L’entreprise peut faire appel à La Sagesse des foules en ouvrant un espace de suggestion permettant à chacun de déposer une nouvelle idée (amélioration d’un produit existant, nouveaux services…), mais aussi de voter pour les propositions des autres.

Dell avec son IdeaStorm a été parmi les premiers à se doter d’un tel espace de suggestion. Excellente initiative puisque l’entreprise a ainsi pris la mesure de la demande concernant des ordinateurs équipés de Linux ou la volonté des clients de disposer de câbles électriques standardisés.

IdeaStorm

La chaîne Starbucks a opté pour un système similaire pour gérer les multiples attentes de ses clients. Une boîte à idée utile à plus d’un titre puisqu’elle améliore l’implication du client vis-à-vis de la marque, gage parmi d’autres de sa fidélisation.

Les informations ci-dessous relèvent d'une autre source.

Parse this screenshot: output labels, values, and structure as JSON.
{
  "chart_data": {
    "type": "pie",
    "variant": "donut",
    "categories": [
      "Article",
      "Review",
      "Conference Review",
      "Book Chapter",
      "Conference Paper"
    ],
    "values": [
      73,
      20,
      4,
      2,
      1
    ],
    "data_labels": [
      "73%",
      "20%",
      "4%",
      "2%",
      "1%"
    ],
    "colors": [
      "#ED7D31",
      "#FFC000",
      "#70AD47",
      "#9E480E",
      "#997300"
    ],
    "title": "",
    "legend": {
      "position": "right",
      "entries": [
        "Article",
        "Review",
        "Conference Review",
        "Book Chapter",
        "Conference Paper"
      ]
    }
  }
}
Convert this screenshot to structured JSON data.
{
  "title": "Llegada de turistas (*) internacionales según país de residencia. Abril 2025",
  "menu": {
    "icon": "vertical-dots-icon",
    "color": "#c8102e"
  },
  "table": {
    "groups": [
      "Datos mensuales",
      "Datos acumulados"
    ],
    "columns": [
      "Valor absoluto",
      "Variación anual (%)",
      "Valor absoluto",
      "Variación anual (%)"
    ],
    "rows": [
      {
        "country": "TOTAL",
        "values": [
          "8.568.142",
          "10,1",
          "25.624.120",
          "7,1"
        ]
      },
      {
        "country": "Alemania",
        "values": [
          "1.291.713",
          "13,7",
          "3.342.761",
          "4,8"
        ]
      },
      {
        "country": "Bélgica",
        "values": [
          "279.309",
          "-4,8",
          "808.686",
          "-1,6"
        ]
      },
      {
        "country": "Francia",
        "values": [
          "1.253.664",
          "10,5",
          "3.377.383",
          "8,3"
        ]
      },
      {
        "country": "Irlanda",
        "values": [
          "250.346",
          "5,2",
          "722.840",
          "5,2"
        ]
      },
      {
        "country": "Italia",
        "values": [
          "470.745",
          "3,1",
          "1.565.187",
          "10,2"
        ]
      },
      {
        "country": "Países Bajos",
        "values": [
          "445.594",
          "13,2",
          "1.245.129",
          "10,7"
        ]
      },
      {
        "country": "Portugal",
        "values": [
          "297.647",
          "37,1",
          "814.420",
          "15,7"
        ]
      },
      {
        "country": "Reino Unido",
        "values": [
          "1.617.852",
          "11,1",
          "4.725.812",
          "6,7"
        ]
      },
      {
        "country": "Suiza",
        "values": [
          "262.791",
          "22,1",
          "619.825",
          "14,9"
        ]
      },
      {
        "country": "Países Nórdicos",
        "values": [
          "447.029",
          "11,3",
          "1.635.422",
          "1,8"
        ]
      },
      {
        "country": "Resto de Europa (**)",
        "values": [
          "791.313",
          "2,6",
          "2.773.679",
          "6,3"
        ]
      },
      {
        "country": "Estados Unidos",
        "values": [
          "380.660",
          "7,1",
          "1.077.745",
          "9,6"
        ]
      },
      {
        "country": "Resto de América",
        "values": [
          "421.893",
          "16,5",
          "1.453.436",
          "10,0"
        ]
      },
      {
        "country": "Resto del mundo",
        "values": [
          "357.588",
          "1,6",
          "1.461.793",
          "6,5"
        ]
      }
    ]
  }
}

La fidelisation communautaire sur le site de Starbucks

Recommandation

  • Quand la politique de relation client est suffisamment mûre pour gérer les suggestions des clients, implanter un espace spécifique  sur le site.

Conclusion

Effrayées par la non-maitrise des opinions exprimées par les internautes, les plus grandes sociétés ont longtemps été réfractaires à intégrer le Web social sur leur site. Mais finalement, les bénéfices des réseaux sociaux leurs sont apparus comme évidents… à condition que cette intégration soit correctement réalisée.

S’il fallait retenir quelques recommandations, rappelons qu’il est capital de voir apparaitre les fonctions sociales dès la page d’accueil, éventuellement enrichies par des liens vers la communication « sociale » de la marque. De plus, la possibilité de s’identifier sur le site corporate via son compte Facebook ou Twitter fait gagner un temps considérable à l’utilisateur, et permet à l’entreprise de lui proposer des fonctions de partage mieux intégrées. Enfin, les commentaires et espaces de suggestion, s’ils sont bien modérés et encadrés, permettent d’accroitre l’engagement, la confiance (pour en savoir plus: Usabilis : Le rôle de la confiance dans la performance collective) et la fidélisation des utilisateurs.

Un commentaire

  • Attention aussi aux miroirs aux alouettes. Est-ce utile de proposer comme GlaxoSmithKline des dizaines de liens sociaux dont la plupart seront inconnus pour les visiteurs ? Surtout ici, dans l’univers des laboratoires pharmaceutiques.

    Le risque de mettre en place ce genre de dispositif par défaut (parce-que c’est dans le vent), est d’ajouter une verrue sur l’interface.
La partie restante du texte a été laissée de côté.